Para o empresário Fábio Ayres Marchetti, empresário do setor sediado em Santa Catarina, com a certificação inicia-se uma nova fase que será a de consolidar a certificação no mercado. “Temos a solução completa para os problemas de desempenho do mercado atendendo a demanda da norma de desempenho NBR 15575. Em Santa Catarina, por exemplo, as construtoras já informaram que há a necessidade de adquirir produtos certificados”, afirmou.

Com atividades técnicas constantes e ensaios contínuos, o PSQ-PME em breve anunciará ao mercado novos produtos certificados, como novas marcas de folha de porta de madeira além dos primeiros kits porta pronta.

Além disso, já está sendo amplamente discutido na comissão de estudos de portas, dentro do CB-31, o estudo das partes 3 (requisitos adicionais como portas acústicas e corta-fogo) e 4 (instalação e manutenção) da norma NBR 15930.

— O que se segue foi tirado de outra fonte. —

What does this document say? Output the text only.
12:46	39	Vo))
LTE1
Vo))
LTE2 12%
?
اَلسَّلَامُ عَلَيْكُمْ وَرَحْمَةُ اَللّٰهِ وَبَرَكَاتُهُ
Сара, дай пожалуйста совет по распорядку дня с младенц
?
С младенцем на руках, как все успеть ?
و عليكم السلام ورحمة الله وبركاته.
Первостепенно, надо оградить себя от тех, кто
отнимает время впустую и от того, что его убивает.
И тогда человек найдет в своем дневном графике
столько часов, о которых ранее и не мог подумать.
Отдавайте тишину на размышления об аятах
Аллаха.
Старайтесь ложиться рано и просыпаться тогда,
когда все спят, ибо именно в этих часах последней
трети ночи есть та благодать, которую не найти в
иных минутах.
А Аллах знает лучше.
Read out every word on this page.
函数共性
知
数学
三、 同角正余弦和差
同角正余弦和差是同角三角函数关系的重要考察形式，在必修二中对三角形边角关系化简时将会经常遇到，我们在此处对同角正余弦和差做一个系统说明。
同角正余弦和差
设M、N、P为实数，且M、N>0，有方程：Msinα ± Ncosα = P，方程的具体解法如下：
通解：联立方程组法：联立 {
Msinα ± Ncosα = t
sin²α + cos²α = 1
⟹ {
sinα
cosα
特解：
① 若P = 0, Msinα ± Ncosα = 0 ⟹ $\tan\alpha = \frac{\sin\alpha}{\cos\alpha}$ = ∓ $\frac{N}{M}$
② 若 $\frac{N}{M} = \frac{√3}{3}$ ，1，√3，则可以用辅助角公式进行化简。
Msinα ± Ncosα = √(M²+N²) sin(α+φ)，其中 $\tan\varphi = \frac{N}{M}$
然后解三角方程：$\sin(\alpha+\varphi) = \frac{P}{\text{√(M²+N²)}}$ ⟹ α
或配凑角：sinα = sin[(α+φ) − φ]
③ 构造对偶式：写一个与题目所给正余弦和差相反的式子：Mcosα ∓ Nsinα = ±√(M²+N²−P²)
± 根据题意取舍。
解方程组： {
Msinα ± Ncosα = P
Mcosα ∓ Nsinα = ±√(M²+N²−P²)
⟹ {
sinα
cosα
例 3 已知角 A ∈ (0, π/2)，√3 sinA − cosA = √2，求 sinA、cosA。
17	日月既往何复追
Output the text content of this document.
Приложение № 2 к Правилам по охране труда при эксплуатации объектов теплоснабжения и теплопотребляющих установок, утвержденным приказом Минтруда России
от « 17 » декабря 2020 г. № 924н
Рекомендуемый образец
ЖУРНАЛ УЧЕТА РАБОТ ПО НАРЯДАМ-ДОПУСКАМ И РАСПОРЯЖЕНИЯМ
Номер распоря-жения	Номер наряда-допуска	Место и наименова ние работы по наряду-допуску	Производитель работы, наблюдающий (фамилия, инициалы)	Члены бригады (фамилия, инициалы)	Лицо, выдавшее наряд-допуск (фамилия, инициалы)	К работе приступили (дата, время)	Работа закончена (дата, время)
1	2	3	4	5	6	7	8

Também está sendo feita uma aproximação com as indústrias de ferragens para que elas passem a produzir itens específicos para o setor de portas e garantir assim o desempenho do conjunto certificado.

Na avaliação do superintendente executivo, essas ações mostram o importante papel que a Abimci, como entidade representativa da indústria de madeira processada no Brasil, vem desempenhando ao longo desses 42 anos de atuação. “Por meio do associativismo é possível unirmos força para alavancar ainda mais o desenvolvimento do setor. A busca pela melhoria da qualidade, com a implantação de normas e padrões, prepara o segmento madeireiro para conquistar um espaço cada vez maior no mercado nacional e retomar o prestígio internacional”, conclui Pupo.